De deux ans mon aînée, Nancy Dahl est arrivée à Rothall en cours d'année derrière. On l'avait renvoyée de son lycée précédent pour je-ne-sais-quels méfaits et elle a eu tôt fait d'asseoir son pouvoir en semant la terreur. Tout le monde craint Nancy, même ceux qui ne l'admettent pas. Dans un monde gouverné par le bien et la raison, l'ensemble des mes camarades aurait fait bloc contre un tyran de sa trempe, nous nous serions unis pour la remettre à sa place. Néanmoins, puisque le monde, le vrai, tourne par la seule force de la persécution, il a suffi que Nancy prenne pour boucs émissaires ceux qu'à Rothall on maltraitait déjà – moi en tête – pour gagner le respect et l'adhésion commune.
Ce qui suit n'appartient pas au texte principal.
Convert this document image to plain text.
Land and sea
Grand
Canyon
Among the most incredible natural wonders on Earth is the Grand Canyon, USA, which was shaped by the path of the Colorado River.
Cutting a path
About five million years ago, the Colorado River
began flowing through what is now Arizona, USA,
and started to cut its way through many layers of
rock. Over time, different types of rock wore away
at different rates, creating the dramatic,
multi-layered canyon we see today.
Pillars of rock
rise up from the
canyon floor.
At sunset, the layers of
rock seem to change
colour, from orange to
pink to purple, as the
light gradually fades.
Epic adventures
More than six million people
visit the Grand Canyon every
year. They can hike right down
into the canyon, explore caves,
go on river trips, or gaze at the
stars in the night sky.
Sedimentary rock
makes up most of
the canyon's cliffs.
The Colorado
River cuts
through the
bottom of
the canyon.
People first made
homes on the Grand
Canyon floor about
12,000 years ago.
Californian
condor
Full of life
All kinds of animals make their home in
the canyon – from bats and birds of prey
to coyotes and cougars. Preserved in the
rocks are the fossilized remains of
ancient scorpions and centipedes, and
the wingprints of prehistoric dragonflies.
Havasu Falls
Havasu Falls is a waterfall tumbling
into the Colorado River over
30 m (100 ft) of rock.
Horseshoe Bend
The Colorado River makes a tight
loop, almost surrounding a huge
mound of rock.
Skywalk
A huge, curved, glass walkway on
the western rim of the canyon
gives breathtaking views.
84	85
Je ne compte plus les menaces susurrées à mon oreille, les insultes qu'elle m'a crachées à la figure, ni même le nombre de fois où elle m'a jetée à terre, piétinée, ruée de coups jusqu'à m'arracher l'un des cris de tourment dont elle se glorifie. Et, parce que la notoriété de Nancy l'a érigée en véritable souveraine du lycée, j'ai fait aussi les frais de tous les pauvres sbires sans amour-propre qui se jetteraient d'un pont si elle leur ordonnait. S'il y a bien quelqu'un dont j'espère ne pas croiser la route aujourd'hui, c'est elle.